Title: The Winter Solstice
Author: Ellen Jackson
Illustrator: Jan Davey Ellis
Publication Date: 1994
Length: 30 pages
This book was not at all what I was expecting. What I was expecting was a nice book about celebrating the Winter Solstice. Something Pagan parents could read to their children around the holiday season.
Instead, this book describes a few "ancient" (a word which here means "still practiced today by many people") rituals and celebrations surrounding the Winter Solstice, while occasionally suggesting that these people were quite primitive. It then goes into a page about how we today do not believe such silliness because SCIENCE, which is all well and good because I love science, but then it's all "today the solstice has been replaced by Christmas and Hanukkah because apparently we're all Christian or Jewish".

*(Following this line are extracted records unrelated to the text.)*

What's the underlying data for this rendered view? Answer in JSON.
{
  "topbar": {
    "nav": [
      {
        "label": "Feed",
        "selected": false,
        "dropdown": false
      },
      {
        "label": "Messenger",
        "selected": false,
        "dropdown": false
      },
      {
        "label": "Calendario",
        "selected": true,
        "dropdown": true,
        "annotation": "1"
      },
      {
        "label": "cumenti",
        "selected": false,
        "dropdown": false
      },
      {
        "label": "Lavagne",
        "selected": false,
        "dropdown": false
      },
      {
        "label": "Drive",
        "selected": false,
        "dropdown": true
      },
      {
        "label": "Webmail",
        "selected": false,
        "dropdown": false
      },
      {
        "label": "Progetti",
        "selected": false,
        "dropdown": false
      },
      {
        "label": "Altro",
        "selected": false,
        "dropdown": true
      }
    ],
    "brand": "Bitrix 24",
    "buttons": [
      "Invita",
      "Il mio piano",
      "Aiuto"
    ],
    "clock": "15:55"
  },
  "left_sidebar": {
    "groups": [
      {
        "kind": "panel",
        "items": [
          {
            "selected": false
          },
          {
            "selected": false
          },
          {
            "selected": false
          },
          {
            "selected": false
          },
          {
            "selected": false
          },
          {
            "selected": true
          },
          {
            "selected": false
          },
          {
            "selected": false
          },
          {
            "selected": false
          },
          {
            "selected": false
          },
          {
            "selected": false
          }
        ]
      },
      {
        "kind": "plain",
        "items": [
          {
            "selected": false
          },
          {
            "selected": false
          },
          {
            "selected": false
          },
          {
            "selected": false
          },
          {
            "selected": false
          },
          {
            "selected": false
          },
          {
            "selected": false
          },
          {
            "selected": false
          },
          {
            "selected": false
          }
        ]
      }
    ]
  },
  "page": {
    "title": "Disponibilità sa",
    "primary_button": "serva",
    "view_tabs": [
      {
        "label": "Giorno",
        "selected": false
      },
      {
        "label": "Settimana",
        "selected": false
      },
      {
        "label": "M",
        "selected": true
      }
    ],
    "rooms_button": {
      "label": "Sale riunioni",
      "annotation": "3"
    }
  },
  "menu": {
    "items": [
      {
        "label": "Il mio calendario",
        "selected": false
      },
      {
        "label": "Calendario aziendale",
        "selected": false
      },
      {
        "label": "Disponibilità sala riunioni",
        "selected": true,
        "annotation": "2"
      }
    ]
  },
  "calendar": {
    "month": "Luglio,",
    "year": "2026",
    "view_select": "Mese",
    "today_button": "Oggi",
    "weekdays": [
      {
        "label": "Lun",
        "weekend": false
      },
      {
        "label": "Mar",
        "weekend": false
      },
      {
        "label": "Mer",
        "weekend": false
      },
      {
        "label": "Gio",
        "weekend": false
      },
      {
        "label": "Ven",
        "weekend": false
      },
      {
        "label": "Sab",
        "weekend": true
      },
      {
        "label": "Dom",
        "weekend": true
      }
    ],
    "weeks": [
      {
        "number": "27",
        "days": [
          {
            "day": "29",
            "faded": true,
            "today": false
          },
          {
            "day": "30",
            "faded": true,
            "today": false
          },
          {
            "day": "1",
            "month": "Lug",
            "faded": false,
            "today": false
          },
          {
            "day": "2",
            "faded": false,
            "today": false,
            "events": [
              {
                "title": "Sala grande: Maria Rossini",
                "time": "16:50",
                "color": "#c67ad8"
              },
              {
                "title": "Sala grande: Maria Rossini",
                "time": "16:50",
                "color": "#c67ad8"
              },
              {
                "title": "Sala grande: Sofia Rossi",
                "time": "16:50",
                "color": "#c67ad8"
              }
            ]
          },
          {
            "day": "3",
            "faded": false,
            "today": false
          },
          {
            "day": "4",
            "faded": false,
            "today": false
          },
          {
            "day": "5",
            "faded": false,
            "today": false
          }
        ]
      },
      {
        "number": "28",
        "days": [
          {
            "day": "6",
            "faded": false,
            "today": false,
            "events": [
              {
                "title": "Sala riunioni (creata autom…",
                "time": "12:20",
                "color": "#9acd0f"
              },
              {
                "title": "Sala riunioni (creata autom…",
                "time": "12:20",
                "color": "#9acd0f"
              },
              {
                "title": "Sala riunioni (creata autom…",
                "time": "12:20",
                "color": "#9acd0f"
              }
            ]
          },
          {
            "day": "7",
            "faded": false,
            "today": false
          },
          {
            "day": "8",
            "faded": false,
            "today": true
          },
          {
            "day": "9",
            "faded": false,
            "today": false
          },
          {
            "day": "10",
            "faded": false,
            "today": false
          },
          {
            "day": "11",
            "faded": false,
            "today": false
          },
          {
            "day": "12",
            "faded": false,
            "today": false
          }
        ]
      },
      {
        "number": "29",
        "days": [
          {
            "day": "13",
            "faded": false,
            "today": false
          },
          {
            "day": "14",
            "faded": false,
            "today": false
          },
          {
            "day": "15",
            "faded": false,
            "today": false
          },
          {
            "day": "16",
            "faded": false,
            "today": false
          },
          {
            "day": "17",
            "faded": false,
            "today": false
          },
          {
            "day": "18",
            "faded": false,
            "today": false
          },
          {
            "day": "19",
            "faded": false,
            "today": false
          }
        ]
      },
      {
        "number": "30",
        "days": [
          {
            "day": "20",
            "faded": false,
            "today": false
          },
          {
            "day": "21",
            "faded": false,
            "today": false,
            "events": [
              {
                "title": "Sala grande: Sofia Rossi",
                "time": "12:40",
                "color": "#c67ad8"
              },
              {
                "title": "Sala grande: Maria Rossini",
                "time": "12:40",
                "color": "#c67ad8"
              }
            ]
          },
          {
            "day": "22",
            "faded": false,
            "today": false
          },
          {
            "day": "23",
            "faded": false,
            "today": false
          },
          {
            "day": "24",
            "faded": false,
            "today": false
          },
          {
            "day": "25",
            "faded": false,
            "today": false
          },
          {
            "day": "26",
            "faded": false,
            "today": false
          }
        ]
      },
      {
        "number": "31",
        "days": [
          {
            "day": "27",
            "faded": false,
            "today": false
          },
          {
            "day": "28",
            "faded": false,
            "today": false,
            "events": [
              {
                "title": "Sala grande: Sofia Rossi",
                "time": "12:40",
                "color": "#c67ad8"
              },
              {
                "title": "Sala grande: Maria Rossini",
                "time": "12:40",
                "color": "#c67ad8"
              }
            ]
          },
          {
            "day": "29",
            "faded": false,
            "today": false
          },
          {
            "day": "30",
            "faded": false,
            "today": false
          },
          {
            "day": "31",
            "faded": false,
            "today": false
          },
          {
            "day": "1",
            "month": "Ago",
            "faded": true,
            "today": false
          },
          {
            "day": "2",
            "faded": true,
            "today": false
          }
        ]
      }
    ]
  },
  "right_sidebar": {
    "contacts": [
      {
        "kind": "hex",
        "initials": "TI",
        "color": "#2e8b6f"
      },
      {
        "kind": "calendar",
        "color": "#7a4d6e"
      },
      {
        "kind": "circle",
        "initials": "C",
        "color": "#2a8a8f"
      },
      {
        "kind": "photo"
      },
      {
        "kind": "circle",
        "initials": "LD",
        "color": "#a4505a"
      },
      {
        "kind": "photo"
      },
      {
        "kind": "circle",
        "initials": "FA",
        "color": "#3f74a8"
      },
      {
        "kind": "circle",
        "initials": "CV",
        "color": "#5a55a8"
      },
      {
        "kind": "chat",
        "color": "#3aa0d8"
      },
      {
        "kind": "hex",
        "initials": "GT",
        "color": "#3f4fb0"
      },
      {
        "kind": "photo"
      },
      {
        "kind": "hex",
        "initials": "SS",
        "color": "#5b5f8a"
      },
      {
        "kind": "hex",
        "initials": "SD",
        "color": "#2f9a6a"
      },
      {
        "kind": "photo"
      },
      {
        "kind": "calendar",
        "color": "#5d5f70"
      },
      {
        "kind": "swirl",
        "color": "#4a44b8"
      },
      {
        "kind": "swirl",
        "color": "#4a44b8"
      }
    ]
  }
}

Also, this book uses the phrase "people in the United States and Europe". There is no phrase I hate more than that phrase. What do the United States and Europe have in common that Canada doesn't? Or Australia or New Zealand? American authors, please stop using this phrase, forever. It is always used in contexts that suggest that these are the "Western people", and if you're going to do that and list countries, and least list them all.
Ahem, where was I?
So anyway, this book is not Pagan friendly. Nor is it supportive of cultural diversity, really. The one part of this book I liked was that at the end there's a little story that says it was adapted from a Cherokee tale of creation, and it describes how the evergreen trees got to be evergreen. It was a nice little story. If that story was the whole book this review would be a whole lot better. As it is, I found most of this book mildly offensive. And it's a kids' book. 1 star.